06/11/2020 5:00 am EST

Focus: INDUSTRIALS

Stephen Leeb

Founder and Research Chairman, Leeb Group

We are tempted to add Tesla (TSLA) to our Growth Portfolio. We’ve projected growth of 35%. We hesitated, though, because Tesla has a fair amount of debt, raising the risks if economic growth fails to materialize, suggests Stephen Leeb, editor of The Complete Investor.

We also can’t rule out a stock offering or more borrowing. So we prefer to wait until we have more complete confidence that a worse-than-expected economic scenario won’t come to pass. Still, if you’re fully convinced we will avert that worst-case scenario, we wouldn’t discourage you from buying the stock now.

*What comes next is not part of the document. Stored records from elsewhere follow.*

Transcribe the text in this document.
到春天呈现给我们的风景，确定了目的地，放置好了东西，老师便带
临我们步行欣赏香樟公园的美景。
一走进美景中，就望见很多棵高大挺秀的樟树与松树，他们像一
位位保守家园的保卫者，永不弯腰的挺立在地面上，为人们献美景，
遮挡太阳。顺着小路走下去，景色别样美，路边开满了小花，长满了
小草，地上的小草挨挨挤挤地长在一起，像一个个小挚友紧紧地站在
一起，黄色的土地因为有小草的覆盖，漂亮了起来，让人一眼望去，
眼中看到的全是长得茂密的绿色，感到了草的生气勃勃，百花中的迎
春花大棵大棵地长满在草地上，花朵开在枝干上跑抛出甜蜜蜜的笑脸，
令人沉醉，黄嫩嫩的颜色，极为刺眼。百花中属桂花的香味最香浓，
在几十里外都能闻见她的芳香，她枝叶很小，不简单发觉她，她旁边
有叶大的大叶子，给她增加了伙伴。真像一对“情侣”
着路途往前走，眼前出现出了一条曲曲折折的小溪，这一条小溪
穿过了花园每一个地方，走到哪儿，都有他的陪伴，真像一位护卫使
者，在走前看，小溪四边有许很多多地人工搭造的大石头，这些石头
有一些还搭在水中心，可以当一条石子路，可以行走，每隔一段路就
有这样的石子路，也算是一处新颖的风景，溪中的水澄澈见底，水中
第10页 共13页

Tesla is best known as a manufacturer of electric vehicles (EVs). But it’s more than that. It’s also a technological leader in producing the batteries used both to power EVs and to store renewable energy sources such as solar and wind.

Indeed, its battery technology is the major reason that the company leads on the single feature potential EV buyers care about: the car’s range — how far it can travel before needing to be recharged.

Compared to our recent recommendations, Tesla has both suffered more harm from and been more advantaged by the pandemic. It was harmed because it had to stop production. But on the plus side, competitors may have been damaged more. General Motors (GM), for instance may have been irreparably harmed by losses that hamper its research efforts.

Tesla also gets high marks for its international diversification. Several years ago the U.S. generated 100% of sales. The most recent number was about 50% and falling. It’s noteworthy that the company recently began major operations in China.

That’s a powerful catalyst behind the strong gains in the stock, likely cementing the company’s position as a worldwide leader in a critical aspect of renewable energies.

Still, despite growth estimates far exceeding those for any other major company and potentially extending far into the future, and debt that as a percentage of metrics like EBIDTA is not excessive, the company could be vulnerable if the pandemic proves worse than we expect. Tesla is at the top of our watch list, but only investors with a high tolerance for risk should buy now.